Отражательные свойства разбитого зеркала явно пострадали: некоторые его части были темны и непроглядны, а в некоторых еще что-то можно было разглядеть. В одном из таких кусков я вдруг увидел серого волка с узкой мордой и серыми глазами. Правда, я никогда не видел волков с белыми пятнами… Может быть, это был пес, а не волк – я ведь помнил, что лаял на кошку, а волки не лают… Но тогда почему у меня сверкали глаза? Я точно помнил. А дядя Вадя говорил, что у собак глаза не сверкают, это волчья примета!

А с другой стороны, не все ли равно, волком я стал или псом? Главное, что я был не я.

– Ну как, нравишься себе? – ехидно спросила карга. – Ну, нравишься не нравишься, а придется потерпеть. Тебе ведь жизнь таким доживать. Ну ничего, это ненадолго.

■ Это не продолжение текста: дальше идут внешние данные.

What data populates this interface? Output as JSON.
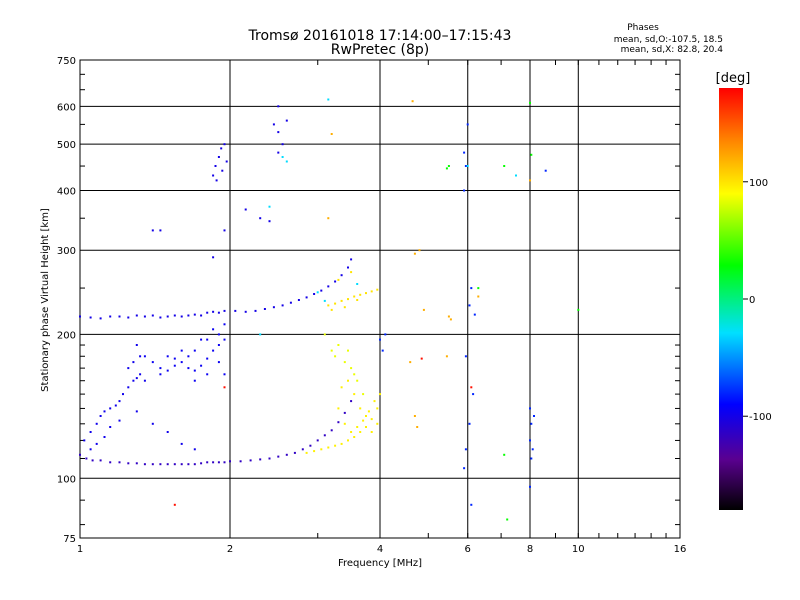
{
  "chart_data": {
    "type": "scatter",
    "title": "Tromsø 20161018 17:14:00–17:15:43",
    "subtitle": "RwPretec (8p)",
    "stats": {
      "heading": "Phases",
      "line1": "mean, sd,O:-107.5, 18.5",
      "line2": "mean, sd,X:  82.8, 20.4"
    },
    "xlabel": "Frequency [MHz]",
    "ylabel": "Stationary phase Virtual Height [km]",
    "x_scale": "log2",
    "y_scale": "log",
    "xlim": [
      1,
      16
    ],
    "ylim": [
      75,
      750
    ],
    "x_ticks": [
      1,
      2,
      4,
      6,
      8,
      10,
      16
    ],
    "x_tick_labels": [
      "1",
      "2",
      "4",
      "6",
      "8",
      "10",
      "16"
    ],
    "y_ticks": [
      75,
      100,
      200,
      300,
      400,
      500,
      600,
      750
    ],
    "y_tick_labels": [
      "75",
      "100",
      "200",
      "300",
      "400",
      "500",
      "600",
      "750"
    ],
    "grid": true,
    "colorbar": {
      "label": "[deg]",
      "range": [
        -180,
        180
      ],
      "ticks": [
        100,
        0,
        -100
      ],
      "tick_labels": [
        "100",
        "0",
        "-100"
      ]
    },
    "series": [
      {
        "key": "o_low_trace",
        "phase": -115,
        "points": [
          [
            1.0,
            112
          ],
          [
            1.03,
            110
          ],
          [
            1.06,
            109
          ],
          [
            1.1,
            109
          ],
          [
            1.15,
            108
          ],
          [
            1.2,
            108
          ],
          [
            1.25,
            107.5
          ],
          [
            1.3,
            107.5
          ],
          [
            1.35,
            107
          ],
          [
            1.4,
            107
          ],
          [
            1.45,
            107
          ],
          [
            1.5,
            107
          ],
          [
            1.55,
            107
          ],
          [
            1.6,
            107
          ],
          [
            1.65,
            107
          ],
          [
            1.7,
            107
          ],
          [
            1.75,
            107.5
          ],
          [
            1.8,
            108
          ],
          [
            1.85,
            108
          ],
          [
            1.9,
            108
          ],
          [
            1.95,
            108
          ],
          [
            2.0,
            108.5
          ],
          [
            2.1,
            108.5
          ],
          [
            2.2,
            109
          ],
          [
            2.3,
            109.5
          ],
          [
            2.4,
            110
          ],
          [
            2.5,
            111
          ],
          [
            2.6,
            112
          ],
          [
            2.7,
            113
          ],
          [
            2.8,
            115
          ],
          [
            2.9,
            117
          ],
          [
            3.0,
            120
          ],
          [
            3.1,
            123
          ],
          [
            3.2,
            126
          ],
          [
            3.3,
            131
          ],
          [
            3.4,
            137
          ],
          [
            3.5,
            145
          ]
        ]
      },
      {
        "key": "o_f2_trace",
        "phase": -100,
        "points": [
          [
            1.0,
            218
          ],
          [
            1.05,
            217
          ],
          [
            1.1,
            216
          ],
          [
            1.15,
            218
          ],
          [
            1.2,
            218
          ],
          [
            1.25,
            217
          ],
          [
            1.3,
            219
          ],
          [
            1.35,
            218
          ],
          [
            1.4,
            219
          ],
          [
            1.45,
            217
          ],
          [
            1.5,
            218
          ],
          [
            1.55,
            219
          ],
          [
            1.6,
            218
          ],
          [
            1.65,
            219
          ],
          [
            1.7,
            220
          ],
          [
            1.75,
            219
          ],
          [
            1.8,
            222
          ],
          [
            1.85,
            223
          ],
          [
            1.9,
            222
          ],
          [
            1.95,
            224
          ],
          [
            2.05,
            224
          ],
          [
            2.15,
            223
          ],
          [
            2.25,
            224
          ],
          [
            2.35,
            226
          ],
          [
            2.45,
            228
          ],
          [
            2.55,
            230
          ],
          [
            2.65,
            233
          ],
          [
            2.75,
            236
          ],
          [
            2.85,
            239
          ],
          [
            2.95,
            243
          ],
          [
            3.05,
            247
          ],
          [
            3.15,
            252
          ],
          [
            3.25,
            258
          ],
          [
            3.35,
            266
          ],
          [
            3.45,
            276
          ],
          [
            3.5,
            287
          ]
        ]
      },
      {
        "key": "o_cloud_mid",
        "phase": -95,
        "points": [
          [
            1.35,
            180
          ],
          [
            1.4,
            175
          ],
          [
            1.45,
            170
          ],
          [
            1.5,
            168
          ],
          [
            1.55,
            172
          ],
          [
            1.6,
            175
          ],
          [
            1.65,
            170
          ],
          [
            1.7,
            168
          ],
          [
            1.75,
            172
          ],
          [
            1.8,
            178
          ],
          [
            1.85,
            185
          ],
          [
            1.9,
            190
          ],
          [
            1.95,
            195
          ],
          [
            1.5,
            180
          ],
          [
            1.6,
            185
          ],
          [
            1.7,
            185
          ],
          [
            1.8,
            195
          ],
          [
            1.9,
            200
          ],
          [
            1.95,
            210
          ],
          [
            1.85,
            205
          ],
          [
            1.75,
            195
          ],
          [
            1.65,
            180
          ],
          [
            1.55,
            178
          ],
          [
            1.45,
            165
          ],
          [
            1.7,
            160
          ],
          [
            1.8,
            165
          ],
          [
            1.9,
            175
          ],
          [
            1.95,
            165
          ]
        ]
      },
      {
        "key": "o_low_scatter",
        "phase": -98,
        "points": [
          [
            1.02,
            120
          ],
          [
            1.05,
            125
          ],
          [
            1.08,
            130
          ],
          [
            1.1,
            135
          ],
          [
            1.12,
            138
          ],
          [
            1.15,
            140
          ],
          [
            1.18,
            142
          ],
          [
            1.2,
            145
          ],
          [
            1.22,
            150
          ],
          [
            1.25,
            155
          ],
          [
            1.28,
            160
          ],
          [
            1.3,
            162
          ],
          [
            1.32,
            165
          ],
          [
            1.35,
            160
          ],
          [
            1.08,
            118
          ],
          [
            1.12,
            122
          ],
          [
            1.15,
            128
          ],
          [
            1.2,
            132
          ],
          [
            1.3,
            138
          ],
          [
            1.4,
            130
          ],
          [
            1.5,
            125
          ],
          [
            1.6,
            118
          ],
          [
            1.7,
            115
          ],
          [
            1.05,
            115
          ],
          [
            1.25,
            170
          ],
          [
            1.28,
            175
          ],
          [
            1.32,
            180
          ],
          [
            1.3,
            190
          ]
        ]
      },
      {
        "key": "o_upper_cluster",
        "phase": -100,
        "points": [
          [
            1.85,
            430
          ],
          [
            1.87,
            450
          ],
          [
            1.9,
            470
          ],
          [
            1.92,
            490
          ],
          [
            1.95,
            500
          ],
          [
            1.88,
            420
          ],
          [
            1.93,
            440
          ],
          [
            1.97,
            460
          ],
          [
            2.5,
            480
          ],
          [
            2.55,
            500
          ],
          [
            2.5,
            530
          ],
          [
            2.45,
            550
          ],
          [
            2.6,
            560
          ],
          [
            2.5,
            600
          ],
          [
            1.4,
            330
          ],
          [
            1.45,
            330
          ],
          [
            2.3,
            350
          ],
          [
            2.4,
            345
          ],
          [
            2.15,
            365
          ],
          [
            1.95,
            330
          ],
          [
            1.85,
            290
          ]
        ]
      },
      {
        "key": "x_trace",
        "phase": 95,
        "points": [
          [
            2.85,
            113
          ],
          [
            2.95,
            114
          ],
          [
            3.05,
            115
          ],
          [
            3.15,
            116
          ],
          [
            3.25,
            117
          ],
          [
            3.35,
            118
          ],
          [
            3.45,
            120
          ],
          [
            3.55,
            122
          ],
          [
            3.65,
            125
          ],
          [
            3.75,
            128
          ],
          [
            3.85,
            133
          ],
          [
            3.95,
            140
          ],
          [
            4.0,
            150
          ],
          [
            3.9,
            145
          ],
          [
            3.8,
            138
          ],
          [
            3.7,
            132
          ],
          [
            3.6,
            128
          ],
          [
            3.5,
            125
          ],
          [
            3.4,
            130
          ],
          [
            3.3,
            140
          ],
          [
            3.35,
            155
          ],
          [
            3.45,
            160
          ],
          [
            3.55,
            150
          ],
          [
            3.65,
            140
          ],
          [
            3.75,
            135
          ],
          [
            3.85,
            125
          ],
          [
            3.95,
            130
          ]
        ]
      },
      {
        "key": "x_f2_trace",
        "phase": 100,
        "points": [
          [
            3.15,
            230
          ],
          [
            3.25,
            232
          ],
          [
            3.35,
            235
          ],
          [
            3.45,
            237
          ],
          [
            3.55,
            240
          ],
          [
            3.65,
            242
          ],
          [
            3.75,
            244
          ],
          [
            3.85,
            246
          ],
          [
            3.95,
            248
          ],
          [
            3.2,
            225
          ],
          [
            3.4,
            228
          ],
          [
            3.6,
            236
          ],
          [
            3.3,
            260
          ],
          [
            3.5,
            270
          ]
        ]
      },
      {
        "key": "x_mid_scatter",
        "phase": 85,
        "points": [
          [
            3.2,
            185
          ],
          [
            3.3,
            190
          ],
          [
            3.25,
            180
          ],
          [
            3.4,
            175
          ],
          [
            3.5,
            170
          ],
          [
            3.45,
            185
          ],
          [
            3.6,
            160
          ],
          [
            3.7,
            150
          ],
          [
            3.55,
            165
          ],
          [
            3.1,
            200
          ]
        ]
      },
      {
        "key": "sparse_high",
        "phase": -80,
        "points": [
          [
            5.9,
            400
          ],
          [
            5.95,
            450
          ],
          [
            5.9,
            480
          ],
          [
            6.0,
            550
          ],
          [
            6.05,
            230
          ],
          [
            6.1,
            250
          ],
          [
            6.2,
            220
          ],
          [
            5.95,
            180
          ],
          [
            6.15,
            150
          ],
          [
            6.05,
            130
          ],
          [
            5.95,
            115
          ],
          [
            5.9,
            105
          ],
          [
            6.1,
            88
          ],
          [
            8.0,
            140
          ],
          [
            8.05,
            130
          ],
          [
            8.0,
            120
          ],
          [
            8.1,
            115
          ],
          [
            8.05,
            110
          ],
          [
            8.0,
            96
          ],
          [
            8.15,
            135
          ],
          [
            8.6,
            440
          ],
          [
            4.0,
            195
          ],
          [
            4.1,
            200
          ],
          [
            4.05,
            185
          ]
        ]
      },
      {
        "key": "sparse_green",
        "phase": 30,
        "points": [
          [
            5.5,
            450
          ],
          [
            5.45,
            445
          ],
          [
            7.1,
            450
          ],
          [
            8.05,
            475
          ],
          [
            8.0,
            610
          ],
          [
            6.3,
            250
          ],
          [
            10.0,
            225
          ],
          [
            7.2,
            82
          ],
          [
            7.1,
            112
          ]
        ]
      },
      {
        "key": "sparse_orange",
        "phase": 120,
        "points": [
          [
            4.65,
            615
          ],
          [
            3.2,
            525
          ],
          [
            3.15,
            350
          ],
          [
            4.8,
            300
          ],
          [
            4.7,
            295
          ],
          [
            5.5,
            218
          ],
          [
            5.55,
            215
          ],
          [
            5.45,
            180
          ],
          [
            4.6,
            175
          ],
          [
            4.9,
            225
          ],
          [
            6.3,
            240
          ],
          [
            4.7,
            135
          ],
          [
            4.75,
            128
          ],
          [
            8.0,
            420
          ]
        ]
      },
      {
        "key": "sparse_red",
        "phase": 175,
        "points": [
          [
            1.55,
            88
          ],
          [
            4.85,
            178
          ],
          [
            6.1,
            155
          ],
          [
            1.95,
            155
          ]
        ]
      },
      {
        "key": "sparse_cyan",
        "phase": -30,
        "points": [
          [
            3.15,
            620
          ],
          [
            2.6,
            460
          ],
          [
            2.55,
            470
          ],
          [
            7.5,
            430
          ],
          [
            6.0,
            450
          ],
          [
            2.3,
            200
          ],
          [
            3.0,
            245
          ],
          [
            3.1,
            235
          ],
          [
            3.6,
            255
          ],
          [
            2.4,
            370
          ]
        ]
      }
    ]
  }
}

У меня ваша братия, оборотни-невры, долго не заживается.

Я с ужасом на нее глянул, ничего не понимая.

Невры? Какие еще невры?! Может, нервы?!

Не знаю, что там было с нервами у этой карги, ну а мои просто дрожмя дрожали, как электрические провода под ветром.

– Я – оборотень?! – с усилием выговорил я.

И тут же поразился, что именно говорю. Не рычу, не вою, не лаю – говорю!

Как человек!

Но размышлять на эту тему мне было некогда, и я повторил:

– Оборотень?!

– А кто ж такой? – очень удивилась моему удивлению сова. – Был мальчонком, стал волчонком – кто же ты в таком случае?

– Но я не знал… – промямлил я. – Я думал, это просто так… случайно… Я не понимал!

– Да чего тут знать? – хмыкнула карга. – Чего понимать? Все просто. Жил ты человеком, а как сбылся твой час – обернулся!

Я все не мог в это поверить. Ну да, видел шерсть под своей кожей, ну да, выворачивался наизнанку – этой шерстью вверх, ну да, радостно гнался со всех четырех лап за кошкой… Но мне все казалось, что это… ну, как виртуальная реальность, что ли. Как будто я оказался в кинотеатре 5D: надел очки, сел в кресло, смотрю все такое живое и правдоподобное. Ну да, страшновато… один раз в таком кинотеатре меня даже реально укачало, чуть не вырвало, хотя я не на машине, то и дело тормозящей, ехал, а в кресле сидел. И казалось, сейчас что-то вроде этого происходит. Как будто я в кинотеатре 5D, где идет фильм о приключениях Дохлого Тунца. Кресло добавляет тактильных ощущений, форсунки разбрызгивают запахи… Но я все время надеялся, что из этого зала можно в любую минуту выйти.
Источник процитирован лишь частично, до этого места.